Hmmmm, destiny and legacy and “not dynasty”? That remains to be seen, specially in light of the shadow now being cast upon the landscape of Philippine business by the circling vultures comprising Kamaganak Inc. Then again one can argue that Noynoy Aquino does indeed represent the destiny of the Filipino. It is a destiny of furthering the renowned mediocrity that the rest of the world has come to associate the concept of “Filipino” with.

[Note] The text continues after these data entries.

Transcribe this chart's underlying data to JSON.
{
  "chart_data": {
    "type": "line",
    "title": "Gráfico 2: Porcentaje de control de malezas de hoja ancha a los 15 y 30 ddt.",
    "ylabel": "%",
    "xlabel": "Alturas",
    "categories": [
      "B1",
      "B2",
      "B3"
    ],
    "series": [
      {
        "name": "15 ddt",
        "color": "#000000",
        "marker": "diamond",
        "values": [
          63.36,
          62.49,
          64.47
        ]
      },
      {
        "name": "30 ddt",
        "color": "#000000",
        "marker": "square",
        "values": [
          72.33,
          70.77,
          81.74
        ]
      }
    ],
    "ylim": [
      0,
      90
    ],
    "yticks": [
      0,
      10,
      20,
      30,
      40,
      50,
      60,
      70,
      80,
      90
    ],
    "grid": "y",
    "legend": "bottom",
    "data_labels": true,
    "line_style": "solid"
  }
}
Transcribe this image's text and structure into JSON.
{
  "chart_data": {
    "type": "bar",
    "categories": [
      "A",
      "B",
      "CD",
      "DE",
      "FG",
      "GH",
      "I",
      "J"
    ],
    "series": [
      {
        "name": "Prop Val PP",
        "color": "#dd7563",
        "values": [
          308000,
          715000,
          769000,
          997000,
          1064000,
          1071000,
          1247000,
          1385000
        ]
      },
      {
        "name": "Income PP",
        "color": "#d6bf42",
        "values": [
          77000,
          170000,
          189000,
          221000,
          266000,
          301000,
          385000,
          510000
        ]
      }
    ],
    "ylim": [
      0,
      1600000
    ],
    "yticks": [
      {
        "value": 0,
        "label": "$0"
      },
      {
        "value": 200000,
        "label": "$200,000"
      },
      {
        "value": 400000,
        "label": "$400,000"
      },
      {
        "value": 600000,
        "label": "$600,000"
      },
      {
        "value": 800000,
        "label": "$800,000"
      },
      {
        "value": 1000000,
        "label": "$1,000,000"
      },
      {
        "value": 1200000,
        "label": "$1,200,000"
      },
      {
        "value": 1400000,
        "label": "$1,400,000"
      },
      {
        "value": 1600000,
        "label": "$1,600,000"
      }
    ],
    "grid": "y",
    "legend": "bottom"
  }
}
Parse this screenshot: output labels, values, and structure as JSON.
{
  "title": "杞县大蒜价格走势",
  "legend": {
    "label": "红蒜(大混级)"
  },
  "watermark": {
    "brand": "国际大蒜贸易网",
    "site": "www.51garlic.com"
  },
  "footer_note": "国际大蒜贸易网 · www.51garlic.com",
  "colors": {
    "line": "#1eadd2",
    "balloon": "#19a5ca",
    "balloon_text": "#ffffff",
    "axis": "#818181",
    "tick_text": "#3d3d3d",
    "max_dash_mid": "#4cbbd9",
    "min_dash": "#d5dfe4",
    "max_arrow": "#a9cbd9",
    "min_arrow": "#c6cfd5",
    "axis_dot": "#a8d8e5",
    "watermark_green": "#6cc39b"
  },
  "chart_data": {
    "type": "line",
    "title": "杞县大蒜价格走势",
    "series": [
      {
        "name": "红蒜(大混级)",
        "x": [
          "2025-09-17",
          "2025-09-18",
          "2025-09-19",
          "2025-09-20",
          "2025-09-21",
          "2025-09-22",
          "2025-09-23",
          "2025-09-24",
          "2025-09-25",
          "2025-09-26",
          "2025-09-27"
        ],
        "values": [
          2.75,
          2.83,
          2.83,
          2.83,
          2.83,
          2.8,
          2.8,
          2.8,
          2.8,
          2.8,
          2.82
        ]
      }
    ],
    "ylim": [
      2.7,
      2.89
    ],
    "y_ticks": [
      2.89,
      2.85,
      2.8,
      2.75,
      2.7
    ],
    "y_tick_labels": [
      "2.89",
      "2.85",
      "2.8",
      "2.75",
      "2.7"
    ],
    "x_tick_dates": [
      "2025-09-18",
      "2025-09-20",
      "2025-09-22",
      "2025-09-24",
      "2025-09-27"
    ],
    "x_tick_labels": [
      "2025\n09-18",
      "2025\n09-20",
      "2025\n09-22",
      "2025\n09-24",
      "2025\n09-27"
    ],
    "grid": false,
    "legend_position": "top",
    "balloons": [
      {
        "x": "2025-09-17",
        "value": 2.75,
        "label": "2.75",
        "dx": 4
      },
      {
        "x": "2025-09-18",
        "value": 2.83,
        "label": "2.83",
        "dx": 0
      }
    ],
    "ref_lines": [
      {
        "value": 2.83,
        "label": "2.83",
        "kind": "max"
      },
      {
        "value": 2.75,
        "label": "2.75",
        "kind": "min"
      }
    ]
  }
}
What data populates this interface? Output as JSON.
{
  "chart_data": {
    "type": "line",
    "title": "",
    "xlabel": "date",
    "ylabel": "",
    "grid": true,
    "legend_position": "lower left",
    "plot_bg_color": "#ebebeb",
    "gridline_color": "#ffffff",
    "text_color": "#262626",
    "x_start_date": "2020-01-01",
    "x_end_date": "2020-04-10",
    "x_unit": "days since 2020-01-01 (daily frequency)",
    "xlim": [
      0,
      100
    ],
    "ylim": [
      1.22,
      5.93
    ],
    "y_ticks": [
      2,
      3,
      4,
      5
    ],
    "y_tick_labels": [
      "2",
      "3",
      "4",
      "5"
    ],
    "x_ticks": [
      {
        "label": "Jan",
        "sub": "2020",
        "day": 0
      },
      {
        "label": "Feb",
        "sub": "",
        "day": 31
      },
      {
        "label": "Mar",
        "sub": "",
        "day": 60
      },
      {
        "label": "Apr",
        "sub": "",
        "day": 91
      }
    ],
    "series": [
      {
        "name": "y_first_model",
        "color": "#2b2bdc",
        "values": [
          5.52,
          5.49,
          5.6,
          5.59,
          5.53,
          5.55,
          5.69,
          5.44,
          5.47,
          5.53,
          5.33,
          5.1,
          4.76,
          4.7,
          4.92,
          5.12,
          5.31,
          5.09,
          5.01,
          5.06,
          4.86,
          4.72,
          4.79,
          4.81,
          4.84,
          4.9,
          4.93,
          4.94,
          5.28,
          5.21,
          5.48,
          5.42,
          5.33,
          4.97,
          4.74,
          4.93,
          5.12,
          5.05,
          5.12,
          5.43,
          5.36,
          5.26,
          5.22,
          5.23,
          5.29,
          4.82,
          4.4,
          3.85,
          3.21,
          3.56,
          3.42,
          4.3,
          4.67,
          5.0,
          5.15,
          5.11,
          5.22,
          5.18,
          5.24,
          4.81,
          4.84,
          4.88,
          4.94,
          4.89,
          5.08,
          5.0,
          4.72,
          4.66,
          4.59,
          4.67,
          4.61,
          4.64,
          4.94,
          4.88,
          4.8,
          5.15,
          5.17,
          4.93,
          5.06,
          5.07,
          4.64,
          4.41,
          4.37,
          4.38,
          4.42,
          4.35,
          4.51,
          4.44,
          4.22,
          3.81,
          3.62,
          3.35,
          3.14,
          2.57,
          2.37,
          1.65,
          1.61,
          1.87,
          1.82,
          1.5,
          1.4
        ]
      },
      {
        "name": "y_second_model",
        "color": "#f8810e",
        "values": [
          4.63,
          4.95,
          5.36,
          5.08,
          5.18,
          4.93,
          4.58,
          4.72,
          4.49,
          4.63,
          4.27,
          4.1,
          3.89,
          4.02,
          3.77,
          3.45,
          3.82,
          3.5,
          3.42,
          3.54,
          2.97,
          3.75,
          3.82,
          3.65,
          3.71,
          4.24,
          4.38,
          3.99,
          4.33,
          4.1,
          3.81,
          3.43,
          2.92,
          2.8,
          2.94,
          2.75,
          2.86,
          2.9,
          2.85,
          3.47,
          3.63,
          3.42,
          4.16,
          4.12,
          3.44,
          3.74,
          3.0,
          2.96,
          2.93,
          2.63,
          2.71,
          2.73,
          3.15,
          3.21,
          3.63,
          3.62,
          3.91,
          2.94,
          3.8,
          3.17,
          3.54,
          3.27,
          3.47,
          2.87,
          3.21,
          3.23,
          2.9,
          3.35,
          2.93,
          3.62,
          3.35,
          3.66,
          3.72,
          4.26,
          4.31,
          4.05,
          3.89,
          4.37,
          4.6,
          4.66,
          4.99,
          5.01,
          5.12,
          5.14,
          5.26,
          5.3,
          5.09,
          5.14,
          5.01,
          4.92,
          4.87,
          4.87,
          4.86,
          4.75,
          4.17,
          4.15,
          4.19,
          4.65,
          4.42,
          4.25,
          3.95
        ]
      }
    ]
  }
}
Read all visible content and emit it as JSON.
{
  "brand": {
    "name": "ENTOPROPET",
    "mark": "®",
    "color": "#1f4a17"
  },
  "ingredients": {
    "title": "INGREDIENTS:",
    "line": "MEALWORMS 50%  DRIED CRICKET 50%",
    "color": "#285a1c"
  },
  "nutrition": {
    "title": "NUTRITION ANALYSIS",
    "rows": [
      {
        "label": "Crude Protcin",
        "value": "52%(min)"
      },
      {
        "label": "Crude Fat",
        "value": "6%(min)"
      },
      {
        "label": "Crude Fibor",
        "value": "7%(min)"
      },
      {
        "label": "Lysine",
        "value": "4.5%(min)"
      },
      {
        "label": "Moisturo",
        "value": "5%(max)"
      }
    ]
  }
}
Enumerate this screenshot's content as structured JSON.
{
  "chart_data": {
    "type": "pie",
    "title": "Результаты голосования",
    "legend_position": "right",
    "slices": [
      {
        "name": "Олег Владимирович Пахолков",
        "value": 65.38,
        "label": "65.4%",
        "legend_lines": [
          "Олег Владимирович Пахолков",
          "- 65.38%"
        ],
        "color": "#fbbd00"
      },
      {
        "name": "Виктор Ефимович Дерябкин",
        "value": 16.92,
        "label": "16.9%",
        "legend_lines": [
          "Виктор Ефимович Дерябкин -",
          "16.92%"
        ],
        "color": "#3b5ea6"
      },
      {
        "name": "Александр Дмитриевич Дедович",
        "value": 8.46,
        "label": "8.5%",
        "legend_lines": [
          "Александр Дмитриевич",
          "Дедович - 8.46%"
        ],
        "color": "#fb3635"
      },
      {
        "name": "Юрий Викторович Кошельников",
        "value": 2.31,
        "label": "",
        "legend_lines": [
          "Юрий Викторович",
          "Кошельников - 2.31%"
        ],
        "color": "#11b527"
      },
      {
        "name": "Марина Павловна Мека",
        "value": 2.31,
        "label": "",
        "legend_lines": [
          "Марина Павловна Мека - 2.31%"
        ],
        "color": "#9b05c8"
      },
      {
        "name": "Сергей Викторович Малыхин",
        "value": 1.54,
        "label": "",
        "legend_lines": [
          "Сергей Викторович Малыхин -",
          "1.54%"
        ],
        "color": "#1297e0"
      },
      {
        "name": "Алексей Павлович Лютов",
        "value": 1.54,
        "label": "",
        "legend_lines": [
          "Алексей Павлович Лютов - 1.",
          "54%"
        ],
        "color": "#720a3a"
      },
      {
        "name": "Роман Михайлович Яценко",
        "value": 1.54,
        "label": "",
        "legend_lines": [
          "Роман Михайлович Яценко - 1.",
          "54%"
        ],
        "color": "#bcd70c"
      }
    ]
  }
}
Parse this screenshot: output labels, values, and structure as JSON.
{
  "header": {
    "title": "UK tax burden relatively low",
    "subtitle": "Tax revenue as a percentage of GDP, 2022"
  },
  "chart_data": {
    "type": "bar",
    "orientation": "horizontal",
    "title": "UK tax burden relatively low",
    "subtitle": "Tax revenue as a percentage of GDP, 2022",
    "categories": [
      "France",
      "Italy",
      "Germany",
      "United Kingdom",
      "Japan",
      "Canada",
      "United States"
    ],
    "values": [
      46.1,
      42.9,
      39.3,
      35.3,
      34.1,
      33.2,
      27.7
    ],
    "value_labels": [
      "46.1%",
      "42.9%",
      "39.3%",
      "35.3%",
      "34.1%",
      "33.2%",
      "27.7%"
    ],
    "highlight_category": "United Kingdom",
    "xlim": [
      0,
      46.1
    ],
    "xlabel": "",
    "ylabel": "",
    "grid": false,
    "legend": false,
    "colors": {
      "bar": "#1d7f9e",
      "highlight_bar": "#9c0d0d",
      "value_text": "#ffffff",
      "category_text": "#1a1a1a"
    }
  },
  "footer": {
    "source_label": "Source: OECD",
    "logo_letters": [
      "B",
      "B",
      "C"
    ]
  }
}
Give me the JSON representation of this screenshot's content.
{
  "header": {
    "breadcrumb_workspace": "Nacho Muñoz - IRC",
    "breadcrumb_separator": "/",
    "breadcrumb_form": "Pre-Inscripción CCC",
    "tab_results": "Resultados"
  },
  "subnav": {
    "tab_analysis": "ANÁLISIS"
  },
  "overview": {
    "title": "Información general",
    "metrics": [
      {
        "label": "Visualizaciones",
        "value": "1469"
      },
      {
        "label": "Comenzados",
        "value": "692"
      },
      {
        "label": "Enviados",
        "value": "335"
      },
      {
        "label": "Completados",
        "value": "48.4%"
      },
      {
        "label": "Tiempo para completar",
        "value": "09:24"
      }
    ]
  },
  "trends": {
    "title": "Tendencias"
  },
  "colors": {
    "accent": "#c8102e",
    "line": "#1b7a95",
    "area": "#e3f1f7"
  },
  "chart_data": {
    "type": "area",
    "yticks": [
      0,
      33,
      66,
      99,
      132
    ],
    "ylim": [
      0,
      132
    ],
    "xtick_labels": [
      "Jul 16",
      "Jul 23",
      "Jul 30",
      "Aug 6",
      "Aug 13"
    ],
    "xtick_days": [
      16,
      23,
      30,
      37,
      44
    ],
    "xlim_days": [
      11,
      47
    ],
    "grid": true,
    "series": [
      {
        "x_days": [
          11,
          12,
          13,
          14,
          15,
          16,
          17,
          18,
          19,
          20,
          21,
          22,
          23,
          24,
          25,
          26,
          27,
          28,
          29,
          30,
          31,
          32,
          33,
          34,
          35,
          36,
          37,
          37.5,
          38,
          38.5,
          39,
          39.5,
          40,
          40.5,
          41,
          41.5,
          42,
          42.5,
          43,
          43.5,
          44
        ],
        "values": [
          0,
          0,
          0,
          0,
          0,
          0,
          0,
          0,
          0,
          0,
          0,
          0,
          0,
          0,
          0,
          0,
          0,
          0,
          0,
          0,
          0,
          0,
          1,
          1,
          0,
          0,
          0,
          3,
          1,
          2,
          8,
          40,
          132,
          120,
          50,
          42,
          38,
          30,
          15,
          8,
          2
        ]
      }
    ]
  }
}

Panganiban thinks otherwise (my boldface added):
This thunderous triumph of People Power so impressed the international community that many ambassadors, led by those of the United States (Harry K. Thomas Jr.), China (Liu Jianchao), Japan (Makoto Katsura) and the European Union (Alistair MacDonald), laid aside legalities and diplomatese to congratulate our new leader even before the formal process of ballot canvassing had begun.
Again, Mr Panganiban, it depends on your standards of what it means to be impressed. For if the heads of these societies were truly impressed with Filipinos, they’d scramble to address the truly revealing way that Philippine passport holders are routinely regarded at their borders and ports of entry.